# Freaking BiZzArRe TV ad



## Pablo (Mar 27, 2006)

This bothers me in a couple of ways. It'd be funny- but its too creepy to be funny.

First it sort of degrades the notion of pregnancy imo by making a pregnancy test into some sort of slapstick spaceship or whatever its supposed to be... then they start talking about its sophisticated circuitry.. Is it a big screen computer or expensive home stereo? No! Its a pregnancy test. It says YES or NO. Just bizzare advertising points.

Than in what is obviously to anyone besides the guy who okayed that ad a self-damaging move, some pee hits the thing in slow-motion and the guy says its the most sophisticated piece of technology you'll ever pee on. Now that's just not funny and I think if I were possibly pregnant-though I cant say for sure it being physically impossible and what not- that I'd find that offensive.
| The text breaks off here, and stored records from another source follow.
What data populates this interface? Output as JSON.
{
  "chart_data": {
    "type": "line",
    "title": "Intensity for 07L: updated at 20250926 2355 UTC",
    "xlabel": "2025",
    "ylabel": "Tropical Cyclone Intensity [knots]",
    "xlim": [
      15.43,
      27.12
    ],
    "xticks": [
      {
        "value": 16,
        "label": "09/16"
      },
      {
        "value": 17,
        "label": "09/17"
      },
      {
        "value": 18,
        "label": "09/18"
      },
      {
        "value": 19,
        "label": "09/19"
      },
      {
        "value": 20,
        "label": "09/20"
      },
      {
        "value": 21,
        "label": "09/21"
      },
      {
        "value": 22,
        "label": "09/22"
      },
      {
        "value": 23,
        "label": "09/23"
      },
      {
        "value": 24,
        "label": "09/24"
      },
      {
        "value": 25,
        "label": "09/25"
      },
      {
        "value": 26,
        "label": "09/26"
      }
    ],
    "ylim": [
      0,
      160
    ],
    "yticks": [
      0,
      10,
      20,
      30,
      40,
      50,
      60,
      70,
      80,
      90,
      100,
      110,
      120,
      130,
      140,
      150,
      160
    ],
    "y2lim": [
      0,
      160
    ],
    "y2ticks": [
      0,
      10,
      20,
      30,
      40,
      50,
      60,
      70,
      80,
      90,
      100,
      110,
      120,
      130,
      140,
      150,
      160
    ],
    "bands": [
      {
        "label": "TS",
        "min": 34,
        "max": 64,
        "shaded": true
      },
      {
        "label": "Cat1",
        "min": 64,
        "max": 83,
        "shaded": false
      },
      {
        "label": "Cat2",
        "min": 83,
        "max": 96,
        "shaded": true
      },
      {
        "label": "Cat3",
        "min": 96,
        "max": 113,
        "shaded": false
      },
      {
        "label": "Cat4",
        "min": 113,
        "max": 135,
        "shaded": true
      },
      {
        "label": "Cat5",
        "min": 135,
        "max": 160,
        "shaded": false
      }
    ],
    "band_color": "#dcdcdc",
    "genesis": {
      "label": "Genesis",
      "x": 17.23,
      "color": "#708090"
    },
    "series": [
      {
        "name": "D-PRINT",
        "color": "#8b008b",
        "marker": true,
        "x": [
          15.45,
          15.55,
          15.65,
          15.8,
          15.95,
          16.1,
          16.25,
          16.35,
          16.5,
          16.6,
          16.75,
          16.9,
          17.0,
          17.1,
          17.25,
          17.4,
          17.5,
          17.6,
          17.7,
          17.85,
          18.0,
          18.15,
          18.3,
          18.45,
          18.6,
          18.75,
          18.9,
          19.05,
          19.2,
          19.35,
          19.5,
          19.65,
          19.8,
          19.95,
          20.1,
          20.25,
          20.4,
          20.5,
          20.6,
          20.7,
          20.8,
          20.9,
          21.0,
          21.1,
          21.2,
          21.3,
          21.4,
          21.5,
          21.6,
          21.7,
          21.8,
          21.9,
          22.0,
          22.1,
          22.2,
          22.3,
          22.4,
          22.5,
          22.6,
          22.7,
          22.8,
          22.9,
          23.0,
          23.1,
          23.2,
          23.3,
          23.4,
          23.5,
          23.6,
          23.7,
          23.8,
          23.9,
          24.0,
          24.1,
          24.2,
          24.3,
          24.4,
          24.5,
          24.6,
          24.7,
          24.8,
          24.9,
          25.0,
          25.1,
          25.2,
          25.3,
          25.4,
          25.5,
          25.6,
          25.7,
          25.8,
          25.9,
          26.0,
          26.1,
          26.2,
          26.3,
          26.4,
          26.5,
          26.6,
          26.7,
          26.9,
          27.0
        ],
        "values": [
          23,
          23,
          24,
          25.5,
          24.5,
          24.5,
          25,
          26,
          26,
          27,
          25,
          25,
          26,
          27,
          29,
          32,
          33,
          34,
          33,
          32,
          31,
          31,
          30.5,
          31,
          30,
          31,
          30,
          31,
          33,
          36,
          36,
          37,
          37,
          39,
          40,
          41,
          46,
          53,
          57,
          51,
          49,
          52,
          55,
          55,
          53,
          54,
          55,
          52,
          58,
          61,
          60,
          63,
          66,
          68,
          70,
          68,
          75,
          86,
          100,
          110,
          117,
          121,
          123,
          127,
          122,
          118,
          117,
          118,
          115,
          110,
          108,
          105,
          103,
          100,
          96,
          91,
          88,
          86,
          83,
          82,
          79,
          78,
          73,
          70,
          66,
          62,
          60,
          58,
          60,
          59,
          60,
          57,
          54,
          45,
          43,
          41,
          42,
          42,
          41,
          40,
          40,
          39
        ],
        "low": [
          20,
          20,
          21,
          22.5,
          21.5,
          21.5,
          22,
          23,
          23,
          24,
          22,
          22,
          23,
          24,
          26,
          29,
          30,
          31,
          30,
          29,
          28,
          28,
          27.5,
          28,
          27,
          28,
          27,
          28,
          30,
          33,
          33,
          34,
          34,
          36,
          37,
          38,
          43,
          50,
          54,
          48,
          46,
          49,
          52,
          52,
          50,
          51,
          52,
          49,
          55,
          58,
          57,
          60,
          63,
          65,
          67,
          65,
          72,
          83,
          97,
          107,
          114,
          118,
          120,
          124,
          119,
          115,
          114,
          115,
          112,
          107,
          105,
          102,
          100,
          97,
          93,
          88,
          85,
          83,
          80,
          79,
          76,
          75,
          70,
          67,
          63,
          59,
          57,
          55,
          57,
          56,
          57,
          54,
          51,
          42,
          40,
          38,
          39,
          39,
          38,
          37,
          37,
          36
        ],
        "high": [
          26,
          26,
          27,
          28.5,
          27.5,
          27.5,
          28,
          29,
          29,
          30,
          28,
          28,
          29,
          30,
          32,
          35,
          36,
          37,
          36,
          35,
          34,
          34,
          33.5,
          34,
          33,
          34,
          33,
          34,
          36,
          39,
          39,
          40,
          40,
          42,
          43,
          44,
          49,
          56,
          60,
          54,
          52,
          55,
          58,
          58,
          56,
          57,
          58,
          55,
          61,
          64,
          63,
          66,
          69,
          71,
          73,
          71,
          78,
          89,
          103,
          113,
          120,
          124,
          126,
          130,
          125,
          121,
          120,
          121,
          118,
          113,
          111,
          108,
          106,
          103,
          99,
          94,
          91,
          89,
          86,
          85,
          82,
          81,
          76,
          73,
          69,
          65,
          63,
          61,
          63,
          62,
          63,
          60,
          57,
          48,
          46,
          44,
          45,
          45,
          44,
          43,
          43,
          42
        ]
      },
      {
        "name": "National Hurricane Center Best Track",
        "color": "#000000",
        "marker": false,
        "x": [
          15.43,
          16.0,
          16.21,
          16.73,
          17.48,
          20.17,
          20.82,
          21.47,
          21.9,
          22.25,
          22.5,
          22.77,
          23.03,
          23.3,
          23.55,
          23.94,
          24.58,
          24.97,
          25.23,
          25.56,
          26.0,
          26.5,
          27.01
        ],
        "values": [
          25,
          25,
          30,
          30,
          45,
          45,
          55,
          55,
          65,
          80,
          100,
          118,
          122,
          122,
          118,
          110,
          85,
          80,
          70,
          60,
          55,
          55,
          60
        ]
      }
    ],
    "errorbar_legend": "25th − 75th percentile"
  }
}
Its just making too light of something serious.

Imagine driving by a school and their big outdoor bulletin board says Drop yer kids here we'll learn 'em good. Know what I mean? It just doesn't take itself seriously.


----------



## Pablo (Mar 27, 2006)

And the guy says 'FINALLY, a pregnancy test so advanced...'

_Oh FINALLY! I wish I hadn't been curious as to whether I was pregnant 2 years ago because if I'd waited I could have used this one!_


----------